From pinned billiard balls to partial differential equations
Krzysztof Burdzy, Jeremy G. Hoskins, Stefan Steinerberger
TL;DR
The paper studies energy transport in a line of pinned billiard balls, where fixed centers exchange energy through a two-step, random update while maintaining elastic-collision-like properties. By positing a modulated white-noise local equilibrium, it derives a coupled system of partial-difference equations for the mean velocity and its variance, which are then rescaled to a nonlinear PDE framework. Numerical simulations (large-scale, with many balls) demonstrate strong agreement between the discrete model and the proposed PDEs, supporting the modulated white-noise hypothesis and the transport-type hydrodynamic description.

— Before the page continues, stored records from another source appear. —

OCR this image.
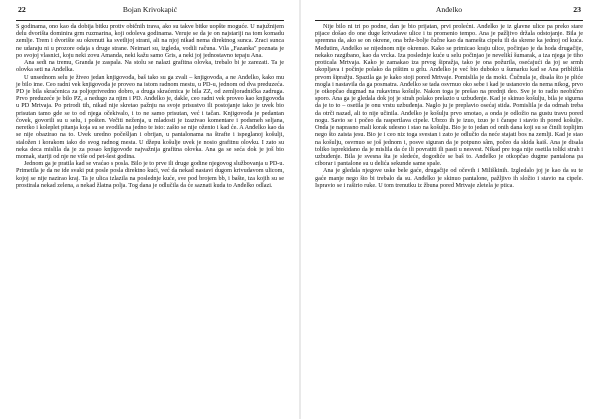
22	Bojan Krivokapić

S godinama, ono kao da dobija bitku protiv običnih trava, ako su takve bitke uopšte moguće. U najužnijem delu dvorišta dominira grm ruzmarina, koji odoleva godinama. Veruje se da je on najstariji na tom komadu zemlje. Trem i dvorište su okrenuti ka svetlijoj strani, ali na njoj nikad nema direktnog sunca. Zraci sunca ne udaraju ni u prozore odaja s druge strane. Neimari su, izgleda, vodili računa. Vila „Fazanka" poznata je po svojoj vlasnici, koju neki zovu Amanda, neki kažu samo Gris, a neki joj jednostavno tepaju Ana.

Ana sedi na tremu, Granda je zaspala. Na stolu se nalazi grafitna olovka, trebalo bi je zarezati. Ta je olovka seti na Anđelka.

U unsednom selu je živeo jedan knjigovođa, baš tako su ga zvali – knjigovođa, a ne Anđelko, kako mu je bilo ime. Ceo radni vek knjigovođa je proveo na istom radnom mestu, u PD-u, jednom od dva preduzeća. PD je bila skraćenica za poljoprivredno dobro, a druga skraćenica je bila ZZ, od zemljoradnička zadruga. Prvo preduzeće je bilo PZ, a nedugo za njim i PD. Anđelko je, dakle, ceo radni vek proveo kao knjigovođa u PD Mrtvaja. Po prirodi tih, nikad nije skretao pažnju na svoje prisustvo ili postojanje iako je uvek bio prisutan tamo gde se to od njega očekivalo, i to ne samo prisutan, već i tačan. Knjigovođa je pedantan čovek, govorili su u selu, i pošten. Večiti neženja, u mladosti je izazivao komentare i podsmeh seljana, neretko i koleplet pitanja koja su se svodila na jedno te isto: zašto se nije oženio i kad će. A Anđelko kao da se nije obazirao na to. Uvek uredno počešljan i obrijan, u pantalonama na štrafte i ispeglanoj košulji, staložen i korakom iako do svog radnog mesta. U džepu košulje uvek je nosio grafitnu olovku. I zato su neka deca mislila da je za posao knjigovođe najvažnija grafitna olovka. Ana ga se seća dok je još bio momak, stariji od nje ne više od pet-šest godina.

Jednom ga je pratila kad se vraćao s posla. Bilo je to prve ili druge godine njegovog službovanja u PD-u. Primetila je da ne ide svaki put posle posla direktno kući, već da nekad nastavi dugom krivudavom ulicom, kojoj se nije nazirao kraj. Ta je ulica izlazila na poslednje kuće, sve pod brojem bb, i bašte, iza kojih su se prostirala nekad zelena, a nekad žlatna polja. Tog dana je odlučila da će saznati kuda to Anđelko odlazi.

Anđelko	23

Nije bilo ni tri po podne, dan je bio prijatan, prvi prolećni. Anđelko je iz glavne ulice pa preko stare pijace došao do one duge krivudave ulice i tu promenio tempo. Ana je pažljivo držala odstojanje. Bila je spremna da, ako se on okrene, ona brže-bolje čučne kao da namešta cipelu ili da skrene ka jednoj od kuća. Međutim, Anđelko se nijednom nije okrenuo. Kako se primicao kraju ulice, počinjao je da hoda drugačije, nekako razgibano, kao da vrcka. Iza poslednje kuće u selu počinjao je nevelikí šumarak, a iza njega je tiho proticala Mrtvaja. Kako je zamakao iza prvog šipražja, tako je ona požurila, osećajući da joj se srmh ukopljava i počinje polako da pištim u grlu. Anđelko je već bio duboko u šumarku kad se Ana približila prvom šipražju. Spazila ga je kako stoji pored Mrtvaje. Pomislila je da moki. Čučnula je, disala što je pliće mogla i nastavila da ga posmatra. Anđelko se tada osvrnuo oko sebe i kad je ustanovio da nema nikog, prvo je otkopčao dugmad na rukavima košulje. Nakon toga je prešao na prednji deo. Sve je to radio neobično sporo. Ana ga je gledala dok joj je strah polako prelazio u uzbuđenje. Kad je skinuo košulju, bila je sigurna da je to to – osetila je onu vrstu uzbuđenja. Naglo ju je preplavio osećaj stida. Pomislila je da odmah treba da otrči nazad, ali to nije učinila. Anđelko je košulju prvo smotao, a onda je odložio na gustu travu pored nogu. Savio se i počeo da raspertlava cipele. Ubrzo ih je izuo, izuo je i čarape i stavio ih pored košulje. Onda je naprasno mali korak udesno i stao na košulju. Bio je to jedan od onih dana koji su se činili toplijim nego što zaista jesu. Bio je i ceo niz toga svestan i zato je odlučio da neće stajati bos na zemlji. Kad je stao na košulju, osvrnuo se još jednom i, posve siguran da je potpuno sâm, počeo da skida kaiš. Ana je disala toliko isprekidano da je mislila da će ili povratiti ili pasti u nesvest. Nikad pre toga nije osetila toliki strah i uzbuđenje. Bila je svesna šta je sledeće, dogodiće se baš to. Anđelko je otkopčao dugme pantalona pa ciborar i pantalone su u delića sekunde same spale.

Ana je gledala njegove uske bele gaće, drugačije od očevih i Miliškinih. Izgledalo joj je kao da su te gaće manje nego što bi trebalo da su. Anđelko je skinuo pantalone, pažljivo ih složio i stavio na cipele. Ispravio se i raširio ruke. U tom trenutku iz žbuna pored Mrtvaje zletela je ptica.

The work also discusses connections to related hydrodynamic limits, offers justification for the modeling choices, and provides rigorous steps for the partial-difference derivations, including detailed estimates and series expansions.
Abstract
We discuss the propagation of kinetic energy through billiard balls fixed in place along a one-dimensional segment. The number of billiard balls is assumed to be large but finite and we assume kinetic energy propagates following the usual collision laws of physics. Assuming an underlying stochastic mean-field for the expectation and the variance of the kinetic energy, we derive a coupled system of nonlinear partial difference equations. Our results are illustrated by numerical simulations.